While keeping up pressure for access to data resources (“No second thoughts about data access”; Nat. Genet. 43, 389, 2011;, we have been advocating the use of citable data management plans in line with the proposals of major funding agencies. Like the US National Institutes of Health, the NSF wants a formal declaration of the data resources in each large resource project and their use conditions, whereby “using the Data Management Plan to determine the timeline for initiating the data sharing process recognizes the rights and responsibilities of investigators.” The report also recommends that “data should be shared using persistent electronic identifiers, which enable automatic attribution of authors and award funding.” As an example of excellent practice in integrative data management, we laud the International Cancer Genome Consortium (ICGC;, which laid out its data policy for its 34 constituent studies in a marker paper (Nature 464, 993–998, 2010). We particularly like the way in which a data management plan written at the grant stage evolves from an explanation of the project and the resources it will generate. As the project progresses, the plan is versioned to detail the databases and data fields that will be generated, with a detailed timeline for data use. The plan finally matures into a 'data descriptor', which we define as a user guide to the resources, accession codes and use conditions accompanying a completed project or publication. One ICGC study currently has a data descriptor in the database of Genotypes and Phenotypes (dbGAP), with accession code phs000370.v1.p1 linking the associated publication (Science 333, 1157–1160, 2011; doi:10.1126/science.1208130) and 883 sequence data depositions in the Short Read Archive (SRA) database. We note that all versions of data plans and descriptors can be citable by digital object identifier (DOI) and can reside online in databases, project websites or journals.
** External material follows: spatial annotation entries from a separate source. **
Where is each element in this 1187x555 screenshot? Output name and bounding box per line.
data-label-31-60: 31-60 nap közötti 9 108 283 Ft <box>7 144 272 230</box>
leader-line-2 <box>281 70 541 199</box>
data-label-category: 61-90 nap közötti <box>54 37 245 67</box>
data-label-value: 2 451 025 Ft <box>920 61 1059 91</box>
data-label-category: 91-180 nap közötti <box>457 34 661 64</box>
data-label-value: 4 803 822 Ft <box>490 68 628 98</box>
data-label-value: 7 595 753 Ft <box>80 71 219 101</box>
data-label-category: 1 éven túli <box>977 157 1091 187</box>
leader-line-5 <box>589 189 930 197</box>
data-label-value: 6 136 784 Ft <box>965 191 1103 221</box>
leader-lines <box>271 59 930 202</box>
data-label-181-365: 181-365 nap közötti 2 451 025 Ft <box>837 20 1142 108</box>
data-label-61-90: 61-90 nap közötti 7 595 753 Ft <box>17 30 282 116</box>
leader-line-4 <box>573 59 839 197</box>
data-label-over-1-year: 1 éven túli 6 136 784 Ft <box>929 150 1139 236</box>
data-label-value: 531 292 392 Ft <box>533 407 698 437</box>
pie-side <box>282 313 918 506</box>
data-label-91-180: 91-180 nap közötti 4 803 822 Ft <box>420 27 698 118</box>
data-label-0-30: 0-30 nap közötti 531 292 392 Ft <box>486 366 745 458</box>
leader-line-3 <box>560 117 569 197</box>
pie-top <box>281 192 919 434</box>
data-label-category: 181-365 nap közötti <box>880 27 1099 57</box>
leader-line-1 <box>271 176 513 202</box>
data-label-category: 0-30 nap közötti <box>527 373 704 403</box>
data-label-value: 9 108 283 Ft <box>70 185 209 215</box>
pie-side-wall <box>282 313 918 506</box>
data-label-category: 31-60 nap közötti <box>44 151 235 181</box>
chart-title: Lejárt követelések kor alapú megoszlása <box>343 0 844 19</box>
Reformatting data is a full-time job for many researchers, even before the minimum reporting guidelines, terminologies and formats of each field are taken into consideration. In this issue, we present a Commentary and a Perspective suggesting solutions to these problems that have been developed by a process of community consultation and open review to which the journal was a party. In the Commentary, Susanna-Assunta Sansone and colleagues identify one central problem, namely that “most repositories are designed for specific assay types, necessitating the fragmentation of complex datasets,” and they offer a unified view of the metadata formatting that will be needed to ensure that biomedical research datasets become interoperable. This solution is the overarching ISA framework, where the acronym stands for 'Investigation' (the project context), 'Study' (a unit of research) and 'Assay' (analytical measurement) (p 121). This proposal shifts the sets of reporting standards agreed upon by each community into the infrastructure and formatting of the data files themselves. Sansone and colleagues also list a set of participant communities that can pioneer the approach and teach by example. In the Perspective, Jonathan Derry, Stephen Friend and colleagues lay out the infrastructure requirements for a data commons in which all of the data depositors, curators and users become participants who engage with each other and the data by sharing tools and datasets. Their common uniting purpose would be improving preclinical drug design via multidimensional molecular modeling of human disease (p 127).

Within a data commons, attribution for scholarly contributions can be tracked and acknowledged. So, too, in the market of peer citation, and in this issue, the web of coauthorship during the recent years of genome-wide association studies (GWAS) is discussed by Brendan Bulik-Sullivan and Patrick Sullivan (p 113). Recognition of coauthor groups as well as formally declared consortia is the first step to establishing responsibilities for stewardship over complex datasets spanning multiple institutions, journals, databases and funders. Recognizing this need, a complementary approach is being taken by Neil Caporaso and Siiri Bennett (, who sent a survey to the participants in at least 110 of the named consortia in the GWAS field. Consortium information can be sent to these authors or updated by participants via the survey on the WikiGenes site (, to be published in a future issue. We anticipate that the more complete and granular information about the people who generated knowledge in this field will contribute to sustainable access to the datasets in perpetuity.